After all, each of the 273 people exonerated by DNA evidence since 1989 were not only “obviously guilty,” they were, as required by law, “guilty beyond a reasonable doubt.” Of the people exonerated in those cases, 17 were on death row.
Yeah, but most of those were in Texas. Seriously. To date, Texas has executed some 400+. I think the next closest state has executed between 20 and 30. They’re a bloody bunch down there.
You don’t know that. Nobody does. Also, ‘vanishingly small’ sounds affected.
Right now, there are 3,291 people on death row in the United States. 139 more people that were on death row have been exonerated. They had been convicted (beyond a reasonable doubt, although in hindsight getting it wrong at least one out of every 35 times doesn’t seem like a threshold that should be called reasonable doubt).

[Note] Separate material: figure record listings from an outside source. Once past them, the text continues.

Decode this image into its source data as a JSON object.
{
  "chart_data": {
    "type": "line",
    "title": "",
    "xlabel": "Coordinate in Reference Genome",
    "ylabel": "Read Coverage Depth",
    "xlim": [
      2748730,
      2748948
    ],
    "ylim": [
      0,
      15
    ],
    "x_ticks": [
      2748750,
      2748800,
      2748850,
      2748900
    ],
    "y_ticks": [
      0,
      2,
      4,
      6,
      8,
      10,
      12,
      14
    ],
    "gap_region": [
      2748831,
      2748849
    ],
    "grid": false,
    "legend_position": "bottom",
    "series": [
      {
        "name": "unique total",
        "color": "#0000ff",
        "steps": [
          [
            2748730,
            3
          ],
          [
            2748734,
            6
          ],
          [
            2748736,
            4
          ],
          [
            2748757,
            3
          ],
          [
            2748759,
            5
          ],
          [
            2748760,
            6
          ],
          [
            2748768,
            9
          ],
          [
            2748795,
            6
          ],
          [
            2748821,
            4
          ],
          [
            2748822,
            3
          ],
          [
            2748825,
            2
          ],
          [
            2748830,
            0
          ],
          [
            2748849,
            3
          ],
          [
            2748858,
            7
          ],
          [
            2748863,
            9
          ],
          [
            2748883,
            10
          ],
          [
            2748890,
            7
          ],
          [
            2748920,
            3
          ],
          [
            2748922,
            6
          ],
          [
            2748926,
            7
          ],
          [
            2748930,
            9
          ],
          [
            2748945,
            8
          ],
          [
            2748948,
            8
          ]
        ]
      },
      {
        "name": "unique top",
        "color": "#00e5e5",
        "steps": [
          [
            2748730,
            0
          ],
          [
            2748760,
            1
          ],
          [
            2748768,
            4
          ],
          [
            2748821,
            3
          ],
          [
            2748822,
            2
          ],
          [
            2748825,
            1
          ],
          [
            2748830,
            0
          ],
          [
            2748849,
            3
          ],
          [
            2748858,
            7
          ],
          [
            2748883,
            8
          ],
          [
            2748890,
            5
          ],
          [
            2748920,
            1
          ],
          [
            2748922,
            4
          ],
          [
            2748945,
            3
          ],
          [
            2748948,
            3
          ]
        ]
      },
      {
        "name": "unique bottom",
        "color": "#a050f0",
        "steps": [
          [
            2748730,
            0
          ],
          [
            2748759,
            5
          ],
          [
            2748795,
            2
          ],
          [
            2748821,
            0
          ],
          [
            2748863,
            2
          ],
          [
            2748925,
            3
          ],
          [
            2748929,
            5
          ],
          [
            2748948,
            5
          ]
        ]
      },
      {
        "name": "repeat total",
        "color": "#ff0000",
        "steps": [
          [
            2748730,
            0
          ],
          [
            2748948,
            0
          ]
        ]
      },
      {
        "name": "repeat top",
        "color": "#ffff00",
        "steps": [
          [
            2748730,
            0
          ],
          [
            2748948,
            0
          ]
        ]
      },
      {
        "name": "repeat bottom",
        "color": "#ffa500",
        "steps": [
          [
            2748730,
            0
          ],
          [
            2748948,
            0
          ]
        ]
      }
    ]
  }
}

1,039 have been executed. I think the odds that none of them were innocent is really small.
That’s wrong too, because 1.2% kill again within five years of their release. If, where we now would sentence execution, we instead give sentence to life without parole, the recidivism rate on the public is reduced to only those who escape. I’ll grant that escapees’ recidivism rate is probably higher than the 1.2%, but overall, the successful escapee rate is tiny.